How about husbands? Do they expect us to always maintain a certain physical appearance? Do they expect sex at least once a day? Do we meet their every need whether we like it or not?
Expectations are difficult for me. I put high expectations on myself, but is it fair to put those same high expectations on my spouse? When I said my vows, I said for better or worse, in sickness and health, rich or poor. That pretty much sums up what our expectations should be in our marriage. Through anything and everything, I will stand by you; because I chose you and I love you. Of course that doesn’t mean we should gain 200lbs in our first year of marriage and spend every penny that is in the savings account. Things happen in marriage; in life that make it difficult. That is what those vows are about. Those vows aren’t about standing by your husband, or wife, in those great easy times where it is literal bliss. Those vows are meant to help you when your husband loses his job because of downsizing; when your wife puts on extra weight because the baby she is carrying in her womb is causing so much nausea, all she can do is eat to make it not hurt; when one of you gets bad news at the doctor’s office. This is when those vows and those expectations are truly put to the test. This is when I expect my husband to stand by me; when my husband expects me to stand by him. Marriage isn’t about what we can get from our spouse.
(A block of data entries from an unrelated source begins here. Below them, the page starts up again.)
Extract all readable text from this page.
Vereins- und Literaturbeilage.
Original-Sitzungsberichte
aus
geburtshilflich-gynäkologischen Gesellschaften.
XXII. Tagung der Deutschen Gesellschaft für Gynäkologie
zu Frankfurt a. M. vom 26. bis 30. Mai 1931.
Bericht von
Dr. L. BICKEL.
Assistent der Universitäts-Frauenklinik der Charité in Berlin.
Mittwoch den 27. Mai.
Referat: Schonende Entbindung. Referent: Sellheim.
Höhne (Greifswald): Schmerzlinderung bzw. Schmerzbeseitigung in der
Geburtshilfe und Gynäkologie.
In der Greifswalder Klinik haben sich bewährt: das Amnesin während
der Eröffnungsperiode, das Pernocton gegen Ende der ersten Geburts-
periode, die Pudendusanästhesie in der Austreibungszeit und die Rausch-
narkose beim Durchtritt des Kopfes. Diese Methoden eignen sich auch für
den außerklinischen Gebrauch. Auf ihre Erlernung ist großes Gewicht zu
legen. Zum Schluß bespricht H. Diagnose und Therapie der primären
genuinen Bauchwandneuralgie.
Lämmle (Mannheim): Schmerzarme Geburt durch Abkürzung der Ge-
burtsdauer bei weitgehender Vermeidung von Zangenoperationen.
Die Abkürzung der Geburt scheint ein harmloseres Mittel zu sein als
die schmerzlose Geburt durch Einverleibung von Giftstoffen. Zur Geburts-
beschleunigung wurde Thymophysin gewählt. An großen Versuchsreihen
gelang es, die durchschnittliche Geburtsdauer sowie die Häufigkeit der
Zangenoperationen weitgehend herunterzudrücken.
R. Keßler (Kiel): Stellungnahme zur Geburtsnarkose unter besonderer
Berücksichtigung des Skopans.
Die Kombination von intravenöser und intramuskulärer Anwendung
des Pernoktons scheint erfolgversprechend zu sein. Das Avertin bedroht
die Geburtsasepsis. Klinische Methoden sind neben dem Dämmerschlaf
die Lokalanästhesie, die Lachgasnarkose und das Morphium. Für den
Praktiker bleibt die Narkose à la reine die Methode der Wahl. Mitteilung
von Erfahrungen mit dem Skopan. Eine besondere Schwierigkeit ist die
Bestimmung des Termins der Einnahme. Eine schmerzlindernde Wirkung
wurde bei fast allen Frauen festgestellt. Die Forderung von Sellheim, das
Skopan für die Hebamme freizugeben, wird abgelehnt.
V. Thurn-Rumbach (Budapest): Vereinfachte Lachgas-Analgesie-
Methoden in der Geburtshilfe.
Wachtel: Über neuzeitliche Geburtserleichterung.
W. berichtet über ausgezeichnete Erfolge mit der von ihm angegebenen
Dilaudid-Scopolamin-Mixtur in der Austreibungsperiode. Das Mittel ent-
Marriage is about what we can give to our spouse; how we can serve them.
What about all these expectations that we have in other areas of our life? Are those realistic expectations? What do I expect out of my church? One of the problems with our expectations in church, is that we expect to receive so much from our church. How many areas of our life do we expect to receive rather than give.
Society has become all about me me me and what I want and need. Listen to how you talk to your spouse and your friends. Truly listen. Do you complain because your expectations are realistic, or are they so unrealistic that you could never possibly be happy.
Be realistic with your expectations in every area of your life. Are you the person that you expect others to be? Be the person that God made you to be. Be who God expects you to be. He expects us to follow His commandments; I think that is a really good start. Love your neighbor as yourself. He expects us to love. So today, give His love away, because He freely gives it to you!